Die gebürtige Äthiopierin, 1,59 m groß und 40 kg schwer, lief
am 11. Juni im norwegischen Bergen die Zeit von 14:24,69 Minuten. Womit sie
ihre persönliche Bestleistung um knapp eine halbe Minute steigerte. Das
war sehr ungewöhnlich und für Kenner des Langstreckenlaufs nicht mehr
nachvollziehbar. Bei Olympia wird man weitersehen.
Aber möglicherweise kennen sie und ihr Umfeld ein Wundermittel, mit dem
auch der weltbeste 400-m-Hürdenläufer Felix Sanchez von der
Dominikanischen Republik haussieren gehen könnte. Am Freitag
gewann er in Zürich zum 39. Mal in Folge.

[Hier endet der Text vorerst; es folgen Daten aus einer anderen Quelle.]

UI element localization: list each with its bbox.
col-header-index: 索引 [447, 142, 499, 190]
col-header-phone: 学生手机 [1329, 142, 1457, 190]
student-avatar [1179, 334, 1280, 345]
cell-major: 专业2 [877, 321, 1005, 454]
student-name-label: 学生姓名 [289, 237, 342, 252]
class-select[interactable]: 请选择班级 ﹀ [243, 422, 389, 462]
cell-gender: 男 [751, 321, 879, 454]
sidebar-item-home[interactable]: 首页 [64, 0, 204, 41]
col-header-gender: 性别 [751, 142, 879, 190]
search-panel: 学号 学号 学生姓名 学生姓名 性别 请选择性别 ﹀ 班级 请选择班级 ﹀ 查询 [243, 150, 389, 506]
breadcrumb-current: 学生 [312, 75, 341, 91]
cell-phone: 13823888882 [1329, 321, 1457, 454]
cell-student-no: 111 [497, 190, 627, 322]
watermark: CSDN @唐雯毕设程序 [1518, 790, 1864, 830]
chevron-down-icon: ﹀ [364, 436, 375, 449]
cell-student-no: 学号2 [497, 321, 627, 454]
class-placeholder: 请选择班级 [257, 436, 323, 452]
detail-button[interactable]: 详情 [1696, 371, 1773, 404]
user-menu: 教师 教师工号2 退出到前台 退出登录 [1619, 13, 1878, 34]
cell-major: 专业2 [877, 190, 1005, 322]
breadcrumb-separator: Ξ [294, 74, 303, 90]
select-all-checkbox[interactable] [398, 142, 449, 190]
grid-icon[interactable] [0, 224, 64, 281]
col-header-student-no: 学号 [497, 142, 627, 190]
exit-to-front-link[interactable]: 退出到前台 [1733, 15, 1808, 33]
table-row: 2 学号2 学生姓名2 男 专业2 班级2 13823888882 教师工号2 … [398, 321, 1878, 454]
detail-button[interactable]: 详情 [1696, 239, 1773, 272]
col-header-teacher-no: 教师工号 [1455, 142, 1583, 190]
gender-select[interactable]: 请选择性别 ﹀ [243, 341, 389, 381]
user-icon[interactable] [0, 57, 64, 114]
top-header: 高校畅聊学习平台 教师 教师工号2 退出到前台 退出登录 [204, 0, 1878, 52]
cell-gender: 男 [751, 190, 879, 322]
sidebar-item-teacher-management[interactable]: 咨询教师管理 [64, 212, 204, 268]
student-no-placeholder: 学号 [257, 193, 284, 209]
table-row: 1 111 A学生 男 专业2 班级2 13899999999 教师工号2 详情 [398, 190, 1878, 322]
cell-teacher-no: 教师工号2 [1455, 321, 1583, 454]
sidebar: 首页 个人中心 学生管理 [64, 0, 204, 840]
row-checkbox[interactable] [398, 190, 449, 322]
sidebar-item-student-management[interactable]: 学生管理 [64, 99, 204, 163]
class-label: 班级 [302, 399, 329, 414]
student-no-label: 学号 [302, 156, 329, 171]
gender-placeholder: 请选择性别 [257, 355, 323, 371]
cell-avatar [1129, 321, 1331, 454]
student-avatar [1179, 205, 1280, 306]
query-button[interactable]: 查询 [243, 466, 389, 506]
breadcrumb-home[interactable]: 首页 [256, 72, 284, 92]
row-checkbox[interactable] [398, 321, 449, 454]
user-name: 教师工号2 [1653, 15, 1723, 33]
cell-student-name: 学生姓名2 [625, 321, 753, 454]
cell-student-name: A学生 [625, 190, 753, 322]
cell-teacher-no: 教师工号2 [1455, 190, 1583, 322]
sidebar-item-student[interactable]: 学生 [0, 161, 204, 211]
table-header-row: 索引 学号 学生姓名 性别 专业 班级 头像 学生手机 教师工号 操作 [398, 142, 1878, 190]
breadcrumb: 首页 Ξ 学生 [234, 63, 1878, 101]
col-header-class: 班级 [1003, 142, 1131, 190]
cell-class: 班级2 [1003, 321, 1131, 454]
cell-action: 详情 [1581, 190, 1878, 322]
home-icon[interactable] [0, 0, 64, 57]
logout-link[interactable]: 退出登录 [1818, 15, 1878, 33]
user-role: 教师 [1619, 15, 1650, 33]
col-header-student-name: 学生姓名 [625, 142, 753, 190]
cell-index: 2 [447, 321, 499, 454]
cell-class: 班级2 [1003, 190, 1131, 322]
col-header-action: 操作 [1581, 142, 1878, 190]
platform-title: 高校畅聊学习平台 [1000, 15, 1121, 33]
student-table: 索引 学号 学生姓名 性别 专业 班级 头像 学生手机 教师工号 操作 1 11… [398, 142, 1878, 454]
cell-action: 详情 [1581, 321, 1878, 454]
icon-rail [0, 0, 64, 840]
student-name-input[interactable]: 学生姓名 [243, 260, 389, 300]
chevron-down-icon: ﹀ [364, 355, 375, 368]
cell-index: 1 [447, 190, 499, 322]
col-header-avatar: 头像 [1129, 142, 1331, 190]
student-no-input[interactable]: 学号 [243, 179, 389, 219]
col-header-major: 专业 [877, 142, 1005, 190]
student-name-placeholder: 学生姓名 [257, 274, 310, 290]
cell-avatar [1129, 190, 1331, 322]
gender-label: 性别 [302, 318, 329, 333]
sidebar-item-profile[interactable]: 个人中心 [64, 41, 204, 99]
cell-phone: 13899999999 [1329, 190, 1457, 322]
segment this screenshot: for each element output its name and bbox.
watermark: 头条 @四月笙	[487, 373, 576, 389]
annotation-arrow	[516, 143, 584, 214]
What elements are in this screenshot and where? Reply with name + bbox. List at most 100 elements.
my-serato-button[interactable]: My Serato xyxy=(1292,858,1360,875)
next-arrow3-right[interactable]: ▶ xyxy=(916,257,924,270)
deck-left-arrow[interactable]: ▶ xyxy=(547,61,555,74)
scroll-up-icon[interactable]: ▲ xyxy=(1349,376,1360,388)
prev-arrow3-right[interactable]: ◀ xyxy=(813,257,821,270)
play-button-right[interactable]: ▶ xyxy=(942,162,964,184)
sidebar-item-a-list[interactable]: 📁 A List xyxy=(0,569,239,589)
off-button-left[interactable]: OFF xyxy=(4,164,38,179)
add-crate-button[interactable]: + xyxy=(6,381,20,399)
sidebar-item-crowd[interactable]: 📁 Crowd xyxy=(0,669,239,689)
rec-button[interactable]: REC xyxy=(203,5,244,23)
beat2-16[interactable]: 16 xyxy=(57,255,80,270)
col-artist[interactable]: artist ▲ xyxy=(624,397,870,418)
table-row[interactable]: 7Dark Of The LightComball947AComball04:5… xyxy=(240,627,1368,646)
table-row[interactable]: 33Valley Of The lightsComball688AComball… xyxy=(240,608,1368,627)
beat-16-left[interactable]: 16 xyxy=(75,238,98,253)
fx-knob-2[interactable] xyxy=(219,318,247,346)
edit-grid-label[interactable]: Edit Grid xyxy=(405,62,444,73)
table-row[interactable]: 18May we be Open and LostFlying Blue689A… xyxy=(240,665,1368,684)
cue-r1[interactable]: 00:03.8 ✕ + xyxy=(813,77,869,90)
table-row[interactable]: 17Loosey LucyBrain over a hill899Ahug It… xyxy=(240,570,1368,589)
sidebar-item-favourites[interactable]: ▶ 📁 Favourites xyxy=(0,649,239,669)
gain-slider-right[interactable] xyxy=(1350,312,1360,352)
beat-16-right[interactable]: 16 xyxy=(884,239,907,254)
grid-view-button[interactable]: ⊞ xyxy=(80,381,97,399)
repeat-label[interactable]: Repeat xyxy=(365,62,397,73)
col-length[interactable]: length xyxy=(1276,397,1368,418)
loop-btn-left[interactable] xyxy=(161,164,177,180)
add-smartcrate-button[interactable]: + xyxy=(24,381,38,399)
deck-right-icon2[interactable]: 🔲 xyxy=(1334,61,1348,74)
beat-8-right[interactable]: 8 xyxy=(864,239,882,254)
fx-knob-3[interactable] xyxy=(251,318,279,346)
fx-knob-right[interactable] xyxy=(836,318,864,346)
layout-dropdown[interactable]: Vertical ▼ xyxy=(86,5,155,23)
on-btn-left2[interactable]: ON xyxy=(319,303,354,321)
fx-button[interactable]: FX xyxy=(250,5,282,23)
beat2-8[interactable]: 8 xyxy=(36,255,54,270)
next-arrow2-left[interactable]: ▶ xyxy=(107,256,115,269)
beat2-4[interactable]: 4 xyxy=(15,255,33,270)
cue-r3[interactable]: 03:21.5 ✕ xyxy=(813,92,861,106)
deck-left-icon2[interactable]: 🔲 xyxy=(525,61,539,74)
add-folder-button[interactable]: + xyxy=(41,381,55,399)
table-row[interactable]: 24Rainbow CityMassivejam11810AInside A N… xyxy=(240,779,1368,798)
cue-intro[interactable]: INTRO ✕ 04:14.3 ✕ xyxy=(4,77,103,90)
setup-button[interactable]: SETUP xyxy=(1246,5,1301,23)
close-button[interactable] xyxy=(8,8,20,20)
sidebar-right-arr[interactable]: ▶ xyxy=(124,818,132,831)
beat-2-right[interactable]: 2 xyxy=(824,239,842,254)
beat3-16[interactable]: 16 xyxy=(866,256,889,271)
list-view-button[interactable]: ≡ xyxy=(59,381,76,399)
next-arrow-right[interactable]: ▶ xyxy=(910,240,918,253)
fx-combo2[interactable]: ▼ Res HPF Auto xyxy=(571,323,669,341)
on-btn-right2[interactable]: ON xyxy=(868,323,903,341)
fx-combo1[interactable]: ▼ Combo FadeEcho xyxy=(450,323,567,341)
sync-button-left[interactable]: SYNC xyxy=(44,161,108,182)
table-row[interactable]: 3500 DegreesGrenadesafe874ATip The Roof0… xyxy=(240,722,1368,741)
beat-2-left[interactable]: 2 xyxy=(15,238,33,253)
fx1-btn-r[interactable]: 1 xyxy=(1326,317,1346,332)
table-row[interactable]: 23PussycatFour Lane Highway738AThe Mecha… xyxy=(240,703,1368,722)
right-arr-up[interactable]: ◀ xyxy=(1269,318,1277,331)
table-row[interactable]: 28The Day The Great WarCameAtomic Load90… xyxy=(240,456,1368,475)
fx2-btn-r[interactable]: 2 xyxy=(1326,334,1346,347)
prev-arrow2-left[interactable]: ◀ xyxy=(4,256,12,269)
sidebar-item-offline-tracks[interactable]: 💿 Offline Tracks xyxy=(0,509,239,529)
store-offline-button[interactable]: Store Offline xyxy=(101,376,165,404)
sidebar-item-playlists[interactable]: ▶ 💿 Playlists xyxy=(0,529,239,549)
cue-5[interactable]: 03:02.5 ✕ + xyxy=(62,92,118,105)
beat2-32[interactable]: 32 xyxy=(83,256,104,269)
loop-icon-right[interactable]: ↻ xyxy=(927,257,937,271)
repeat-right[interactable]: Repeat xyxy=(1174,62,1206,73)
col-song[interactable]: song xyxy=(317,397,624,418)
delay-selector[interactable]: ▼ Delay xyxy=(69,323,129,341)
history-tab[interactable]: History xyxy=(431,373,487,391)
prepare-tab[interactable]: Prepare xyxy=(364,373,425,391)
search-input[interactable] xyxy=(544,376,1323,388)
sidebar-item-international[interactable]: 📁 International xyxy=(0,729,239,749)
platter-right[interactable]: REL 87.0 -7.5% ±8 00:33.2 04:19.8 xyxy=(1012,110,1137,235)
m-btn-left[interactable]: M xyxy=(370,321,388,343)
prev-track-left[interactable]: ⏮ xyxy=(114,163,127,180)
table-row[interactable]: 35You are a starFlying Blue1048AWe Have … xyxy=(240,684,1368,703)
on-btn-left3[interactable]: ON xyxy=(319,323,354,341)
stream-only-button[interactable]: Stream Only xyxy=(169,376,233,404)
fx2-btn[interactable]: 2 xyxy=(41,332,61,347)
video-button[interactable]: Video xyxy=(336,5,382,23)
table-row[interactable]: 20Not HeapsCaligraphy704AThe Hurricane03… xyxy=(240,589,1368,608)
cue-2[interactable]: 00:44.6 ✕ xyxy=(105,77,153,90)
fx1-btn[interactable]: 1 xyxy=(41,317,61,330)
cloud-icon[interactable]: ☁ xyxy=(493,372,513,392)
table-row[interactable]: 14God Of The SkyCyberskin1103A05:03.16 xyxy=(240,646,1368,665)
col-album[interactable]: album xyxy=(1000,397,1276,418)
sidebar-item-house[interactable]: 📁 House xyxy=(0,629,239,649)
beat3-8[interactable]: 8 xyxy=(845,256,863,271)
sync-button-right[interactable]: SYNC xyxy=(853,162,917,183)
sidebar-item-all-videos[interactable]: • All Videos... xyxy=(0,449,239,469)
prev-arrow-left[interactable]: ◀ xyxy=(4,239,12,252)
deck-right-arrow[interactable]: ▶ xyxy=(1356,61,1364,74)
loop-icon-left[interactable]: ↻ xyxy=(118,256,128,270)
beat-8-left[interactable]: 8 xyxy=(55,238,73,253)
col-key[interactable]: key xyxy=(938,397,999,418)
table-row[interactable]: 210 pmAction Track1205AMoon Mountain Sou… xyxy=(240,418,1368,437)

Seine Taktik: Er kommt nie als Erster auf die Zielgerade, dann aber dreht er
nach Belieben auf. Schon vier Schritte vor dem Ziel legt er eine Hand ans
rechte Ohr, um von den Tribünen den Beifall heraus zu fordern.
Während auch dieses Mal hinter ihm seine Gegner reihenweise erschöpft
zu Boden sanken, was normal war, trabte er fünfzig Meter weiter und
schwang sich fast zwei Meter hoch auf eine Balustrade, um sich von den
Stehplatzbesuchern frenetisch feiern zu lassen.
Er atmete wie ein Spaziergänger, und wenn alles wahr ist, dann kann er
auch über Wasser gehen und endlich und als Erster das ewige Leben erfunden
haben. Nichts ist mehr unmöglich. Gleich nach der Ehrenrunde nahm der
Dopingkontrolleur ihn in Empfang.
Vor zwei Jahren war der Helfer übrigens sehr erfolgreich gewesen, als
der Marokkaner Brahim Boumali nach seinem Weltrekord über 3000 m Hindernis
als Doper überführt wurde.
In letzter Minute, am Sonntagnachmittag, meldeten die Agenturen,
Jerome Young sei beim Golden-League-Meeting in Paris am 23. Juli mit
dem Blutdopingmittel Erythropoietin, kurz EPO, auffällig
geworden.
Im Jahr davor war der Amerikaner noch Weltmeister in der Zeit von 44,50
Sekunden geworden, dieses Mal reichte es nur noch zum siebten und vorletzten
Platz in 45,84 Sekunden. Damit ordnete er sich ziemlich genau auf Platz 100 der
Weltrangliste ein. EPO war wohl das falsche Mittel. Anabolika wären viel
besser gewesen. Es scheint, als seien die Verzweiflung und Ratlosigkeit
groß gewesen.
Bei jenem Young handelt es sich um die gleiche Person, die bei den Olympischen
Spielen in Sydney 2000 gedopt war. Seine Funktionäre verheimlichten den
Tatbestand bis vor kurzem, und dann ging der Langsprinter seine Goldmedaille
verlustig.
Es gibt immer etwas zu tun, und die Überraschungen reißen
nie ab. Nicht alle vermögen sich davon zu stehlen.